Question

An aqueous solution containing $12.48g$ of barium chloride in $1kg$ of water boils at $373.0832K$ . Calculate the degree of dissociation of barium chloride.
{${K_b}$ for ${H_2}O = 0.52K - gmo{l^{ - 1}}$, Molar mass of $BaC{l_2} = 208.34gmo{l^{ - 1}}$ }
A. $0.165$
B. $0.835$
C. $0.785$
D. None of these

Answer 1

The degree of dissociation is the fraction of original solute molecules that have dissociated in the solution. More precisely, the degree of dissociation refers to the amount of solute dissociated into ions or radicals per mole in the solution. In the case of very strong acids and bases, the degree of dissociation will be close to $100\%$ .

Complete step by step answer:

The elevation in boiling point is defined as the increase in the boiling point of a liquid when some other miscible liquid is dissolved into it and the boiling point of this solution is greater than the boiling point of pure solvent. It depends upon the degree of dissociation of the solute molecules in the solution and the molality of the solution. Mathematically, it is denoted as:
$\Delta {T_b} = i \times {K_b} \times m$ …..(i)
As per the question, given weight of $BaC{l_2} = 12.48g$
Molar mass of $BaC{l_2} = 208.34gmo{l^{ - 1}}$
Weight of solvent taken = $1kg$
Thus, the molality of a solution is defined as the number of moles of solute present per kilogram of solvent. Mathematically, it is written as:
$m = \dfrac{n}{{{M_{solvent}}(kg)}} = \dfrac{w}{{{M_w}}} \times \dfrac{1}{{{M_{solvent}}(kg)}}$
Substituting the values in the above equation, we have molality as:
$m = \dfrac{{12.48g}}{{208g}} \times \dfrac{1}{1} = 0.06m$
The value of elevation in boiling point is = $\Delta {T_b} = (373.0832 - 373)K = 0.0832K$
Thus, from equation (i), we have:
$i = \dfrac{{\Delta {T_b}}}{{{K_b}m}}$
Substituting the values in the above equation we have:
$i = \dfrac{{0.0832}}{{0.52 \times 0.06}} = 2.67$
We also know that the Van't hoff factor ($i$ ) is equal to the number of moles at equilibrium.
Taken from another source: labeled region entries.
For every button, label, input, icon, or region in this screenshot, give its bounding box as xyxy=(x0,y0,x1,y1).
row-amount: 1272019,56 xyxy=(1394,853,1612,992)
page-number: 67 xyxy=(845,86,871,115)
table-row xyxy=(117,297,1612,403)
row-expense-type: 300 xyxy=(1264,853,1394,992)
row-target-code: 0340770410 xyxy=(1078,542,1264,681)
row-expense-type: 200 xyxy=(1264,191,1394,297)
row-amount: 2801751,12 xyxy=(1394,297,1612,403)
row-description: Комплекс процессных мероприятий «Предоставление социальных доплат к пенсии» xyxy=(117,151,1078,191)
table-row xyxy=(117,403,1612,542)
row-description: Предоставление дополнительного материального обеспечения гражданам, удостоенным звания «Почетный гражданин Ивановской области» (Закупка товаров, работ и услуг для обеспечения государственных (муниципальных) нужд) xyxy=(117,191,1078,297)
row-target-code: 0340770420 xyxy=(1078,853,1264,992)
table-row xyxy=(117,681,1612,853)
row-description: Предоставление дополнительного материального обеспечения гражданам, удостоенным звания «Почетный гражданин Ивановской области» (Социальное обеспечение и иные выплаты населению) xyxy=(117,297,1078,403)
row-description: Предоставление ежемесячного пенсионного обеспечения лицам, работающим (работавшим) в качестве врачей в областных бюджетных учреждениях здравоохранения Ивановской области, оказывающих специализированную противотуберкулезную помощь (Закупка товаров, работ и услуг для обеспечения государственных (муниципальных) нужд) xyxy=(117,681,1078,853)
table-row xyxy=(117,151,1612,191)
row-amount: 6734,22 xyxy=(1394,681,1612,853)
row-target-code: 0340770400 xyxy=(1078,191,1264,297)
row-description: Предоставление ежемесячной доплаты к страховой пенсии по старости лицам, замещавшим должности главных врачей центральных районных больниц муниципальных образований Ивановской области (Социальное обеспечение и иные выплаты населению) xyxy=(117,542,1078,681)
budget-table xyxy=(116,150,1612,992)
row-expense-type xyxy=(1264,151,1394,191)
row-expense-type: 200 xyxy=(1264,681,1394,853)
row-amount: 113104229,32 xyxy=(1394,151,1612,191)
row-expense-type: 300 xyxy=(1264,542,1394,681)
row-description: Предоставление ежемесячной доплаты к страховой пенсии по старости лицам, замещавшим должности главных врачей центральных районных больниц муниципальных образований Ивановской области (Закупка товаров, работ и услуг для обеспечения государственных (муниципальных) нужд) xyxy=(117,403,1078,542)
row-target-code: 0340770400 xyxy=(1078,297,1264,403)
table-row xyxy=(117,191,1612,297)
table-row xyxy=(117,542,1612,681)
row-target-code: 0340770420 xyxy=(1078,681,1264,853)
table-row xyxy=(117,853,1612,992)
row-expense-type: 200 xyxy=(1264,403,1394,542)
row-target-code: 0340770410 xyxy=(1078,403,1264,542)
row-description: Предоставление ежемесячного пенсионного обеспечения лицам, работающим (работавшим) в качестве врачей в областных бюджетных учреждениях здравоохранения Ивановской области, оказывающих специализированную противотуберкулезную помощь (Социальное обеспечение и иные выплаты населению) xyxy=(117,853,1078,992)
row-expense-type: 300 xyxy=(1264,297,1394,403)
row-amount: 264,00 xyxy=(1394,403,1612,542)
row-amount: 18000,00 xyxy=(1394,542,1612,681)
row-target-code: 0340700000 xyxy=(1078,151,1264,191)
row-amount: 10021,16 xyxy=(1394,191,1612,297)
Thus, for the dissociation of barium chloride, the reaction can be written as:
$BaC{l_2} \rightleftharpoons B{a^{2 + }} + 2C{l^ - }$
($1 - x$ ) $x$ $2x$
Thus, the total number of moles at equilibrium = $1 - x + x + 2x = 2.67$
Thus, the number of moles of solute dissociated = $x = \dfrac{{2.67 - 1}}{2} = 0.835$
Hence, the degree of dissociation = $0.835 \times 100 = 83.5\%$
The correct option is B. $0.835$ .

Note:
The Van't Hoff factor is the ratio of the actual concentration of particles produced when the substance is dissolved in the solution and the concentration of a substance as calculated with the help of its mass. For most of the non-electrolytes that get dissolved in water, the Van't Hoff factor is equal to one.